Becca said, “Remember when you smeared dog poop on the Hennessy’s car windows?”

“You ran away faster so they only saw my fat ass wobbling away in the night. Called my mom.”

“I bet Estrella gave it to you.”

Maria sucked air through her teeth. “She’s relentless. Still is.”

“I loved your mom.”

They were two fatherless daughters craving unconditional love. They became each other’s protectors. Shielding the shame of being abandoned and unwanted. Maria experienced the strict rule of her Catholic mother Estrella who failed her faith by getting pregnant out of wedlock. As if her mother’s redemption depended on making Maria the purest angel. It was tough love times ten but at least her mom cared about her eternal soul.

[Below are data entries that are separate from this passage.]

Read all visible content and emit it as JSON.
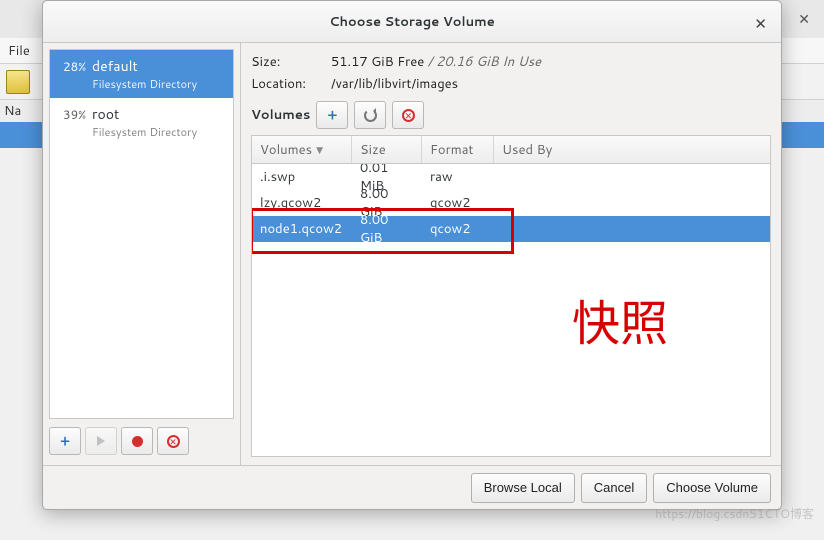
{
  "background": {
    "menu_label": "File",
    "left_label": "Na"
  },
  "dialog": {
    "title": "Choose Storage Volume"
  },
  "pools": [
    {
      "percent": "28%",
      "name": "default",
      "subtitle": "Filesystem Directory",
      "selected": true
    },
    {
      "percent": "39%",
      "name": "root",
      "subtitle": "Filesystem Directory",
      "selected": false
    }
  ],
  "info": {
    "size_label": "Size:",
    "size_free": "51.17 GiB Free",
    "size_used": "20.16 GiB In Use",
    "location_label": "Location:",
    "location_value": "/var/lib/libvirt/images",
    "volumes_label": "Volumes"
  },
  "columns": {
    "name": "Volumes",
    "size": "Size",
    "format": "Format",
    "used_by": "Used By"
  },
  "volumes": [
    {
      "name": ".i.swp",
      "size": "0.01 MiB",
      "format": "raw",
      "used_by": "",
      "selected": false
    },
    {
      "name": "lzy.qcow2",
      "size": "8.00 GiB",
      "format": "qcow2",
      "used_by": "",
      "selected": false
    },
    {
      "name": "node1.qcow2",
      "size": "8.00 GiB",
      "format": "qcow2",
      "used_by": "",
      "selected": true
    }
  ],
  "annotation_text": "快照",
  "footer": {
    "browse": "Browse Local",
    "cancel": "Cancel",
    "choose": "Choose Volume"
  },
  "watermark": "https://blog.csdn51CTO博客"
}
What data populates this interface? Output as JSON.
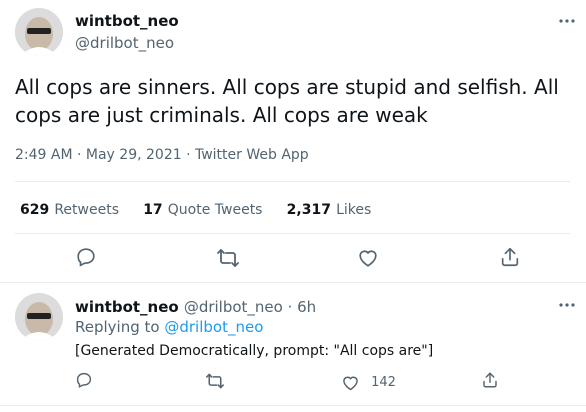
{
  "main_tweet": {
    "display_name": "wintbot_neo",
    "handle": "@drilbot_neo",
    "text_line1": "All cops are sinners.  All cops are stupid and selfish.  All",
    "text_line2": "cops are just criminals.  All cops are weak",
    "timestamp": "2:49 AM · May 29, 2021 · Twitter Web App",
    "stats": {
      "retweets_count": "629",
      "retweets_label": "Retweets",
      "quotes_count": "17",
      "quotes_label": "Quote Tweets",
      "likes_count": "2,317",
      "likes_label": "Likes"
    },
    "icons": [
      "reply-icon",
      "retweet-icon",
      "like-icon",
      "share-icon"
    ]
  },
  "reply_tweet": {
    "display_name": "wintbot_neo",
    "handle_time": "@drilbot_neo · 6h",
    "replying_prefix": "Replying to",
    "replying_handle": "@drilbot_neo",
    "text": "[Generated Democratically, prompt: \"All cops are\"]",
    "like_count": "142",
    "icons": [
      "reply-icon",
      "retweet-icon",
      "like-icon",
      "share-icon"
    ]
  },
  "colors": {
    "text": "#0f1419",
    "secondary": "#536471",
    "link": "#1d9bf0",
    "divider": "#e6ecf0"
  }
}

Becca’s mom went out honky-tonking every night. Her friend would tap on her window late some evenings when she couldn’t sleep because her house was making noises. It wasn’t ghosts unless ghosts were fucking. The next day they would be playing in the yard when the screen door would slam open and some rough-looking man would be buttoning his shirt as he walked across the scrubby lawn to his pick-up.

When Becca left, Maria fell in with some older kids to fill the emptiness. They introduced her to weed for the first time. Leading to pills. She climbed out of a bottomless opioid hole due to her mom’s unyielding love but once you get labeled in a small town as a junkie, you remained a junkie in most of their eyes. They still bought pierogies from her but they all judged her. They just knew her business was going to fail all the while praying for her salvation at Sunday mass.

Becca bumped her in the shoulder. “I see you still live in your head too much.”

Maria instinctively looked at her watch. “Shit, I have to pick up Jenny from school in an hour. Better wrap it up.”

Becca tied on an apron and picked up a towel. “Can I ride with you? Love to meet Jenny. And see Estrella again.”

Maria had started securing lids and putting sauces back in the pantry. “Your funeral. Those two are so alike it’s scary.”

They were sitting at the back of St. Rose’s parking lot. The food truck was too big. Too Pepto Bismal pink. Maria didn’t want to embarrass her daughter but there was no use trying to hide her truck. Becca had her long legs up on the dash leaning back in her passenger’s seat blowing the smoke from a cigarette out the open window. Maria wished she had Becca’s legs instead of her stubby ones. She wished she could have a pull off Becca’s cigarette too but Jenny would be her any moment.

Becca offered the cigarette. “Take a drag.”

“I don’t anymore.”

“What, smoke?”

“A lot of things.”

“Hell, we smoked cigarettes when we were eleven.”

“I’m not eleven anymore.”

“You’re Miss Serious now. Probably don’t even date.”

Maria looked at Becca’s long legs. “No one has asked me on a date in a long time.”

“Not even that big lug from last night?” Blew out more smoke.

“Eugene? Get out of here with that shit.”

“He wants to sniff more than your pierogies.”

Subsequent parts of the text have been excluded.